Each filter supports periodical values at it's inputs and the output.

This is best described by an example:
Image you want to compute your heading offset as a delta between your magnetic 
heading and your autpilot's target heading with the following simple-pid-
controller:

  <pi-simple-controller>
    <name>AP:Heading Offset Computer</name>
    <debug>false</debug>
    <input>
      <property>orientation/heading-magnetic-deg</property>
    </input>
    <reference>
      <property>autopilot/settings/target-heading-deg</property>
    </reference>
    <output>autopilot/internal/heading-offset-deg</output>
    <config> <!-- just build the delta, no integration -->
      <Kp>1.0</Kp>
      <Ki>0.0</Ki>
    </config>
    <period> <!-- this is funky new stuff -->
      <min>-180</min>
      <max>180</max>
    </period>
  </pi-simple-controller>
which computes 
  output = reference - input 
or 
  heading-offset-deg = target-heading-deg - heading-magnetic-deg
with possible results of -359..+359 which is more or less useless.

For the following stages of the autopilot it would be best to have the output 
in the range of -180..+180, telling you to steer left or right (on the 
shortest path) to your new heading. 
This can now be achieved by using the <period> tag. It tells the digital 
filter to shift either the input or output value into the given period by 
adding/substracting multiples of one period (360 in the given example).

The above examples writes 10 to heading-offset-deg if target-heading-deg is 
zero and heading-magnetic-deg is 350 (-350 without the <period> element).
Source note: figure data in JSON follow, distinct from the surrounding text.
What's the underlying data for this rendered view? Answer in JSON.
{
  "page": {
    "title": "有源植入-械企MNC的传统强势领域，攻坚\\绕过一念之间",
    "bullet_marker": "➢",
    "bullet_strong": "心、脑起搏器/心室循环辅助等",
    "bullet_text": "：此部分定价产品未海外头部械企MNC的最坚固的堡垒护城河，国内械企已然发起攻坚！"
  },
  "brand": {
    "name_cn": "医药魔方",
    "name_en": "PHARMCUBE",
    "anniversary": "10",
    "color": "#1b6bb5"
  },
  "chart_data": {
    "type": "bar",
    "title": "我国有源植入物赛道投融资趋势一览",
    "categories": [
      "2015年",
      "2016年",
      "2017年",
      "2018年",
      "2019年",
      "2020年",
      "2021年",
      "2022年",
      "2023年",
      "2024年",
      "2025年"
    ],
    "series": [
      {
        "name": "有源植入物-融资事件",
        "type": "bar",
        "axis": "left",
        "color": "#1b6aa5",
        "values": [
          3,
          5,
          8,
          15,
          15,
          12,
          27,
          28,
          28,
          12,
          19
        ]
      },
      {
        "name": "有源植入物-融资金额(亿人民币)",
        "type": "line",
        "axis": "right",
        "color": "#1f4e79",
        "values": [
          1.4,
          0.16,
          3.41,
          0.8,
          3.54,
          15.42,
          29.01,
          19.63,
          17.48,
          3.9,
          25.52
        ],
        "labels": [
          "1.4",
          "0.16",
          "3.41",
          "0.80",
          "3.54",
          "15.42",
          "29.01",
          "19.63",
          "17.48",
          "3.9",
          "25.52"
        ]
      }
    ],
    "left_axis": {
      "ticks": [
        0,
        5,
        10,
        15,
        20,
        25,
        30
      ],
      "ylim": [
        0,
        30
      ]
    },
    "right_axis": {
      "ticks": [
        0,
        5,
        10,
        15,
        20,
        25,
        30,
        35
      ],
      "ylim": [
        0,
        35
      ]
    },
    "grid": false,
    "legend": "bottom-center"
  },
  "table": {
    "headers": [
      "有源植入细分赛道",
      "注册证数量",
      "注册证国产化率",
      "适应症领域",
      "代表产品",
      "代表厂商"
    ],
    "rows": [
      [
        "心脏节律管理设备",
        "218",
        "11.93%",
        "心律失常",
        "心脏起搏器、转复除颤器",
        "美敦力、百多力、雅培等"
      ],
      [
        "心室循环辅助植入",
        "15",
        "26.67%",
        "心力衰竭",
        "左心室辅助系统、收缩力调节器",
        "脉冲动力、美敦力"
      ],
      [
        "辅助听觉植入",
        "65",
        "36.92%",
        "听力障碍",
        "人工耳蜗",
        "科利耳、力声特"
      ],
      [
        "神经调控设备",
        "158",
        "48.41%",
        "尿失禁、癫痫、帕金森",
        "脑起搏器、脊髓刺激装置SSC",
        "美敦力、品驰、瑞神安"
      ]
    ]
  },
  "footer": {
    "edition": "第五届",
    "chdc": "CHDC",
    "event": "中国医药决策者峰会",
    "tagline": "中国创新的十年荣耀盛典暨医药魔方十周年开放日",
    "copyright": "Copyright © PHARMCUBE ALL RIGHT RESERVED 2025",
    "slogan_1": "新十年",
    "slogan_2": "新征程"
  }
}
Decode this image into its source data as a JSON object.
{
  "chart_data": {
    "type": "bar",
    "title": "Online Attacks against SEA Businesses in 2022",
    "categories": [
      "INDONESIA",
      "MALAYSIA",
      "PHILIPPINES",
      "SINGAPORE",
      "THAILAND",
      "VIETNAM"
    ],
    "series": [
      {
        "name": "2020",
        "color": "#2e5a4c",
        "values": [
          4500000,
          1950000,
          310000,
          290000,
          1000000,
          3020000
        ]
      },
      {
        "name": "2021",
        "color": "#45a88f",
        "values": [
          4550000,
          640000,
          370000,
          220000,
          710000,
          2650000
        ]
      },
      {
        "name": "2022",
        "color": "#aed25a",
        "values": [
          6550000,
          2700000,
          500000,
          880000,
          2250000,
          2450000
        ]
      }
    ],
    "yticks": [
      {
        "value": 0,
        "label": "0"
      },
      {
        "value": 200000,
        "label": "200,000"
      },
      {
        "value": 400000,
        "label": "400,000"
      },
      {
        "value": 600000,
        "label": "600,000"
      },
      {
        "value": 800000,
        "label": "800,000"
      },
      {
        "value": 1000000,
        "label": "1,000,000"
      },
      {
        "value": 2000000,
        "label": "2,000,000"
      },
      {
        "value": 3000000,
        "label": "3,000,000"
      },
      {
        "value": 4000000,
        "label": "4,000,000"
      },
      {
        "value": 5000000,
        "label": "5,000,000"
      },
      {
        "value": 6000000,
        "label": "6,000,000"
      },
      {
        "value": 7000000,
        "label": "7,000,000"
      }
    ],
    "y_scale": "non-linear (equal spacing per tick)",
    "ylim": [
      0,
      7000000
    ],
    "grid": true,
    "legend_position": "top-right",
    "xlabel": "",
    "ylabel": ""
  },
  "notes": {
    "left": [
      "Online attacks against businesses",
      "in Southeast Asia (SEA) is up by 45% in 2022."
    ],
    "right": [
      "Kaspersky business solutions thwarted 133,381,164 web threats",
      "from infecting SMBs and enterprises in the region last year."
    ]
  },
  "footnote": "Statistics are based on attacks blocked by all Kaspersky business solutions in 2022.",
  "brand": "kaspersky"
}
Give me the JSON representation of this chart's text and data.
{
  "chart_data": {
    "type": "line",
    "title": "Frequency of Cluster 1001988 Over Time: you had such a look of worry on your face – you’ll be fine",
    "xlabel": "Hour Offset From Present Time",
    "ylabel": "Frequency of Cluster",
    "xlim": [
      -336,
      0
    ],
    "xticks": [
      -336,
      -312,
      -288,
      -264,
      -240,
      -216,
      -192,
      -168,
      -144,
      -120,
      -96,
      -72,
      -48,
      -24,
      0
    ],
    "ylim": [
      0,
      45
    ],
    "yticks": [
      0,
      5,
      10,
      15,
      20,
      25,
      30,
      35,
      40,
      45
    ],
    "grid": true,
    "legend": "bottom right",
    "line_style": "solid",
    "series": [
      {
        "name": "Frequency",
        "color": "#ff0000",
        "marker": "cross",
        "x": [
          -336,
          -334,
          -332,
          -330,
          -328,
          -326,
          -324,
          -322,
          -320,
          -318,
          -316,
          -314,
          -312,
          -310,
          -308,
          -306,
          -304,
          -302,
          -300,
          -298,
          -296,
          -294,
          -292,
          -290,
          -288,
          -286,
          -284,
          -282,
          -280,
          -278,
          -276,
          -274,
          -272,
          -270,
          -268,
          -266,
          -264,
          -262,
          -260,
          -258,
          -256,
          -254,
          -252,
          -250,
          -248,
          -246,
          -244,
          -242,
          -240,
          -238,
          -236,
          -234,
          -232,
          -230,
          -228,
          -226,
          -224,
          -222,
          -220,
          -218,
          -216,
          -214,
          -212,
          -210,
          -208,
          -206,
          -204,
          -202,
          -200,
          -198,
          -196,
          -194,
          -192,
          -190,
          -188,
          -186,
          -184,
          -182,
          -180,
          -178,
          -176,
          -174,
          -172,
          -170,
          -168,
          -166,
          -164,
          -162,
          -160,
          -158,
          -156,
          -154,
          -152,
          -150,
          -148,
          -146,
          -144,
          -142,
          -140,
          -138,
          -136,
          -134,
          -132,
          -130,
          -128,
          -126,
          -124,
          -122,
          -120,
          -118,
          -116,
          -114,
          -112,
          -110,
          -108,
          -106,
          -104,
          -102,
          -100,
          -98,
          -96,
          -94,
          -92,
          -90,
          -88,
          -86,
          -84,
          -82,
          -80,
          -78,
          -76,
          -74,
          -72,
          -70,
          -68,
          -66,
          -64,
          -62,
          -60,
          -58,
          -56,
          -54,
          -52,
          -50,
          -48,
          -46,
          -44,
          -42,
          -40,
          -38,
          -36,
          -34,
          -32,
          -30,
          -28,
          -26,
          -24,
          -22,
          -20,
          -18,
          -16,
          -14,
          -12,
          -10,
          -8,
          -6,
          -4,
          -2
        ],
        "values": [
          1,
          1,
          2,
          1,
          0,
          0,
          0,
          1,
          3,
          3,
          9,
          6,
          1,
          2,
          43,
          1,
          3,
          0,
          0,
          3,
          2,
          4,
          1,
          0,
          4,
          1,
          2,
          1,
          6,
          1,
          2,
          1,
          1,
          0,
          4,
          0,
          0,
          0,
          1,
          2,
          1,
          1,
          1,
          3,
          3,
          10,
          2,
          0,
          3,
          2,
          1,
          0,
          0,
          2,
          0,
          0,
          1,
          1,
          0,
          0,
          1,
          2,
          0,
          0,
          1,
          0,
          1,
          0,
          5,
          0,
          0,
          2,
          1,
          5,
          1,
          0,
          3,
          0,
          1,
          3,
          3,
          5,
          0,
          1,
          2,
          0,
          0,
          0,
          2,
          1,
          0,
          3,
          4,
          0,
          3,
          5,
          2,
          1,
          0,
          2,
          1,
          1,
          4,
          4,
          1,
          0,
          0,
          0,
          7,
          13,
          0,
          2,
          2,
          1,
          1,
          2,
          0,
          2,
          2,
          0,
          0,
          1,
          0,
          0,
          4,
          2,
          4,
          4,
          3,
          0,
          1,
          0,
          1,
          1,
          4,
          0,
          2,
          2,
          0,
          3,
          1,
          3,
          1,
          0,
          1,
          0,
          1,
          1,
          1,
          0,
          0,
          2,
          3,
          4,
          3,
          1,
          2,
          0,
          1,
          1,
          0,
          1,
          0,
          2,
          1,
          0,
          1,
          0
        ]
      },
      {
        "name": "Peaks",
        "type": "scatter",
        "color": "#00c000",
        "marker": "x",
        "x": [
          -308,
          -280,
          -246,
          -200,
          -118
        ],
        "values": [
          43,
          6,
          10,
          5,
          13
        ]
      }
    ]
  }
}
You may choose to normalize the value at the input, so all internal 
computations use the normalized value or process the unaltered input value and 
than normalize the output value (like in the given example).

This should make several Nasal based helper functions for autopilots obsolete. 

I tried my best to document everything in README.digitalfilters.

BTW: the <min>/<max> elements are complex types like any other input element. 
You may use properties, scaling, offsetting and conditions if you really want 
something complicated like:
<period>
  <min>
    <condition>
      <equals>
        <property>/settings/angular-unit</property>
        <value>radians</value>
      <equals>
    </condition>
    <property>/constants/a-property-containing-the-value-of-pi</property>
    <condition>
      <equals>
        <property>/settings/angular-unit</property>
        <value>degrees</value>
      <equals>
    </condition>
    <value>-90</value>
    <factor>2.0</factor>
  </min>
  <max>
[..]skipped due to laziness[..]
  </max>
  
No intentional changes for existing autopilot implementations come with this 
patch, the <period> tag is optional.